I ran into the lab assistant teacher lady a few months ago. Somewhere. At a wedding, at an exhibition, at the mall, at a sports tournament, at the theatre. Doesn't matter. I might have just dreamed her up. But it brought back memories of my Girlfriend. My girlfriend when I was seventeen and she was seventeen, we sat side by side in the Zoology lab. She was the one, oh she was so beautiful.

And I don't mean your conventional beautiful when I say she was beautiful. She had a bony face, and was rather thin (some men like to hold on to some flesh), and she always talked as if she had a mouth full of saliva. The mind remembers the most pathetic of things, but the mind is right. One day I saw her wearing a long sleeved dress and the entire sleeve, right from her shoulder to her wrist was embroidered to reveal her skin through the holes. 

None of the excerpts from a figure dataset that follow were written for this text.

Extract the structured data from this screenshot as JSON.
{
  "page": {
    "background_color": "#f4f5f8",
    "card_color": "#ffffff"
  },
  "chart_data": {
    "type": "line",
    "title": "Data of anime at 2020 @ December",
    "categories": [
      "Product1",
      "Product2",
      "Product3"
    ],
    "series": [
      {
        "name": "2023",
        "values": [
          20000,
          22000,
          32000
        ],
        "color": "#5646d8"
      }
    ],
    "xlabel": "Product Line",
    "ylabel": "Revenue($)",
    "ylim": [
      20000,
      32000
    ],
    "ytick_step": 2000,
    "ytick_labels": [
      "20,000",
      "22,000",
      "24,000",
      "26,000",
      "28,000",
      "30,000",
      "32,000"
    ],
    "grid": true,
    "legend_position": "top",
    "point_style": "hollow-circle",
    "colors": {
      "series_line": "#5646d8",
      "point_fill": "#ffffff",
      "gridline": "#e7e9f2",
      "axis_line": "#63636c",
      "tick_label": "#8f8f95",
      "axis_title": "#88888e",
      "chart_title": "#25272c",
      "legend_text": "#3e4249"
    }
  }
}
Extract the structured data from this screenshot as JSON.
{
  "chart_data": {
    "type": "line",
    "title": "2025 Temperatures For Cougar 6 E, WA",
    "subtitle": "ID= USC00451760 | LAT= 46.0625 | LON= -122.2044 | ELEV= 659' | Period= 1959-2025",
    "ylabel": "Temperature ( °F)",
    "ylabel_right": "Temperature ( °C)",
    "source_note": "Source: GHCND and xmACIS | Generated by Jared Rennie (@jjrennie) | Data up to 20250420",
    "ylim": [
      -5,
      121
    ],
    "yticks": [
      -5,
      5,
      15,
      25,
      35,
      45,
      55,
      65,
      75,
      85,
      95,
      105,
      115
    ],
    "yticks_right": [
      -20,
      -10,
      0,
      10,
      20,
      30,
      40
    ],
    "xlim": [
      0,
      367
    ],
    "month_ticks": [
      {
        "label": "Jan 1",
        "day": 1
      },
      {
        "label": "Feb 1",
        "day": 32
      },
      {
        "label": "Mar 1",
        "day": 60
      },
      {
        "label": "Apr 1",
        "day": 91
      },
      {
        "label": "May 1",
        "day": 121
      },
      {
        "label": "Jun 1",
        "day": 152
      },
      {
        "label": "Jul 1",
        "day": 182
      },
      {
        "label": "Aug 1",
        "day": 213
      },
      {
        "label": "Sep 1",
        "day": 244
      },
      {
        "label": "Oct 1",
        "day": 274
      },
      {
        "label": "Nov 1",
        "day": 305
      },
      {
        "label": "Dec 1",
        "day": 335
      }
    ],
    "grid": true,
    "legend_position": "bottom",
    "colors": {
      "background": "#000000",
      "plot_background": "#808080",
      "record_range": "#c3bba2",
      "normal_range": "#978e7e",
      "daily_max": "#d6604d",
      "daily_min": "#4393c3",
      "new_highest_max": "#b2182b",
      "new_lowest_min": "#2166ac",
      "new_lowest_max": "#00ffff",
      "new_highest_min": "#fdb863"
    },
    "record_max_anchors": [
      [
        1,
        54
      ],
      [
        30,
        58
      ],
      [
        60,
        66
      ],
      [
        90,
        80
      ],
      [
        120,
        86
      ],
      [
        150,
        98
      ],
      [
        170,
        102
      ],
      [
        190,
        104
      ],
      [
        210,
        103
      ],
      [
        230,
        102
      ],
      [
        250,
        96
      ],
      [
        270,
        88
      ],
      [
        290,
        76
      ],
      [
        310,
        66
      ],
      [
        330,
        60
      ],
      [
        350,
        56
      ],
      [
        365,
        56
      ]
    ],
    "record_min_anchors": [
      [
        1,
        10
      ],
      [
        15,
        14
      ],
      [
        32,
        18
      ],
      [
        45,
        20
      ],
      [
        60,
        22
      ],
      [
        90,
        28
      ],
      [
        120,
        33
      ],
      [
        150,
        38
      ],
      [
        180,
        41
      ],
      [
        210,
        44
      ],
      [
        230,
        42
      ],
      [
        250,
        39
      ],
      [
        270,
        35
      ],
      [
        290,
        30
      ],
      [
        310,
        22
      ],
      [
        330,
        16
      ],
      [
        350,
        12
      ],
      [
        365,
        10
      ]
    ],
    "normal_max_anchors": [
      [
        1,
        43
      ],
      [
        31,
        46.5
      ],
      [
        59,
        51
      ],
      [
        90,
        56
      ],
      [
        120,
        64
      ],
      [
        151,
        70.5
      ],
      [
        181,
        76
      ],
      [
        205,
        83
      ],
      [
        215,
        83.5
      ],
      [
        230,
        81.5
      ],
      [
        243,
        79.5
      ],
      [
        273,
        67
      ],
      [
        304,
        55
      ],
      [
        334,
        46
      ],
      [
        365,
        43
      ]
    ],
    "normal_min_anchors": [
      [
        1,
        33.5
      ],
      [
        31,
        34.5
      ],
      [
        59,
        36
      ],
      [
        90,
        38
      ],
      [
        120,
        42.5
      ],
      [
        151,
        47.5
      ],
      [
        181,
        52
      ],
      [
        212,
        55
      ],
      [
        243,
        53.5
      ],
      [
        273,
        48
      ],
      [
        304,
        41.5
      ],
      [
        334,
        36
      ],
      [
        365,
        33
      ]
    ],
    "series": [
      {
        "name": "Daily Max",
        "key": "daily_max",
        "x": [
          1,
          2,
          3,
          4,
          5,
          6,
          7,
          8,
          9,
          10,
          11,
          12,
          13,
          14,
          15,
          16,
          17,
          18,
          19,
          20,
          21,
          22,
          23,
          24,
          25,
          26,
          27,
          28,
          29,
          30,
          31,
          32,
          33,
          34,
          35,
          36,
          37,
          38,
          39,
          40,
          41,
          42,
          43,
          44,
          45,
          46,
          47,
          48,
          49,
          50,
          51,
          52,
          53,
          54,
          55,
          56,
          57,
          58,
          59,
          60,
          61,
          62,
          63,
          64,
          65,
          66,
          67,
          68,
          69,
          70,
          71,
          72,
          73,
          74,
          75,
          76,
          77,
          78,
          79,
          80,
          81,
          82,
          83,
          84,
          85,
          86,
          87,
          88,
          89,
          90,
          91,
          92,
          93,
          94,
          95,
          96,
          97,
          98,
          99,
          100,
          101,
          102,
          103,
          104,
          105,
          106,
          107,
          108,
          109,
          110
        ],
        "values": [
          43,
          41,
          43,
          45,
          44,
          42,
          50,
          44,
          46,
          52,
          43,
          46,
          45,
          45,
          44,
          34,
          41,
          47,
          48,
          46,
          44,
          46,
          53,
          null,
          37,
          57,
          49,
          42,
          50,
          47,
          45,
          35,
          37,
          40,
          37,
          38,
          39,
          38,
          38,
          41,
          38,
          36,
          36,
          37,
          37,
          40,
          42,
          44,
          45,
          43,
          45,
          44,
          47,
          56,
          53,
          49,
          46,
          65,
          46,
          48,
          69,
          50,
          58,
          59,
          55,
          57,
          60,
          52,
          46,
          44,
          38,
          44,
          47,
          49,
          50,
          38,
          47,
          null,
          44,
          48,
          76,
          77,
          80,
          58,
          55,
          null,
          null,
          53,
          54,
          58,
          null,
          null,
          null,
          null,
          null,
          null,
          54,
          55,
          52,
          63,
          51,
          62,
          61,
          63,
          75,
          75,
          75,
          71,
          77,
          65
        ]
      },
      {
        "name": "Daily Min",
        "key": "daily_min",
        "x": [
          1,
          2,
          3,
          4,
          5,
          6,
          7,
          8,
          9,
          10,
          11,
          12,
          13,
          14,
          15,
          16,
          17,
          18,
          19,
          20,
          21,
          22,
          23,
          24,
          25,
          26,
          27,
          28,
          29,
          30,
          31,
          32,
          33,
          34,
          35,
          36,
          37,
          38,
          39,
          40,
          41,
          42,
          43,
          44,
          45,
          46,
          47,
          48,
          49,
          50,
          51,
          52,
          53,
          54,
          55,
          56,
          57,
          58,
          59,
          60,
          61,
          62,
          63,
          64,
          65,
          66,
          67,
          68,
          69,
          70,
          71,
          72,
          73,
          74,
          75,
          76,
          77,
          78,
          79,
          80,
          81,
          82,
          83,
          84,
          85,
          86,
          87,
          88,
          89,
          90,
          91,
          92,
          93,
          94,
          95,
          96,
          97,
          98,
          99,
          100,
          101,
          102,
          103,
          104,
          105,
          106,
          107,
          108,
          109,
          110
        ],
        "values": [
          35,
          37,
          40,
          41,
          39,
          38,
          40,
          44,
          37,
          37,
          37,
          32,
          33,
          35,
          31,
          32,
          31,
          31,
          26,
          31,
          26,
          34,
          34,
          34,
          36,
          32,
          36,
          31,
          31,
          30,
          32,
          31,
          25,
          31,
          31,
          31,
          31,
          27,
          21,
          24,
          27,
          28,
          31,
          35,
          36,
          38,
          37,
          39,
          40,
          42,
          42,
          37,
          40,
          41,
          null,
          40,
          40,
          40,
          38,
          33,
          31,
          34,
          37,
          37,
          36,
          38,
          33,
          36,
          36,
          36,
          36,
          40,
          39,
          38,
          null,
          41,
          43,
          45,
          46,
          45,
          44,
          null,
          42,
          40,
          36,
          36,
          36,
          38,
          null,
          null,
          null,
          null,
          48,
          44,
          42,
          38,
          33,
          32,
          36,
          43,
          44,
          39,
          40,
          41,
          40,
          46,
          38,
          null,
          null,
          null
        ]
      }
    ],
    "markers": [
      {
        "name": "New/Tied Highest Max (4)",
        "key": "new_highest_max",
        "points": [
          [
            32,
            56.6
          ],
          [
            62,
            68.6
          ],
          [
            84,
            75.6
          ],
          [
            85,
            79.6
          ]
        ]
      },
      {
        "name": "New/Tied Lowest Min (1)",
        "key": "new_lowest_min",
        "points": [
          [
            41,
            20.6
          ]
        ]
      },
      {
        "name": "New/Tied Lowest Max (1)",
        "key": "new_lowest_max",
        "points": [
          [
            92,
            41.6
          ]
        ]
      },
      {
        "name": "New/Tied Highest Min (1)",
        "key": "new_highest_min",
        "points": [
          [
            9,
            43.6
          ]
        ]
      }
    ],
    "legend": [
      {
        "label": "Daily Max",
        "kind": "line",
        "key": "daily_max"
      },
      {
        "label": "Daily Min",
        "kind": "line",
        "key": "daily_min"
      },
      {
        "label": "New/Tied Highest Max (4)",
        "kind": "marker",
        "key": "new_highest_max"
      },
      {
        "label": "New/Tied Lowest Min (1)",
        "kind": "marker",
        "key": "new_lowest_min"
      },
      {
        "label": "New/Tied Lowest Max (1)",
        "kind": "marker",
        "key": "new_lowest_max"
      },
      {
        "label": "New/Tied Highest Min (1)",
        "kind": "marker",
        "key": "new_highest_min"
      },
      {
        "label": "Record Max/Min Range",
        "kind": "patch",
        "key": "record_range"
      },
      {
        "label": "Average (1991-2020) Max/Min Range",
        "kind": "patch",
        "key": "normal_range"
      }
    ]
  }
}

Not that I hadn't seen skin before. I had seen skin before. I had seen her bare arms, probably. But I cannot say what that dress did to me, I fell in love. Even today, I can see her thin wrist with a coppery bracelet with her initials dangling from it. And  her bony hands, with the veins showing, and the mild blue nail paint on evenly filed nails. What a view it was for parched eyes, from having seen mummified reptiles for too long. And since that day, till the end of college, I was deeply in love with her and held on to every meagre idea that gave me the hope of loving her a little longer. I decided to take a deep interest in Zoology because that was her favourite subject. There wasn't much success there. 

But I helped her with her Physics experiments which I was relatively better at. Helped her solve a Math problem here and there. But in no other class, did I have the access to her, the way I did in that Zoology class. Man, those hands.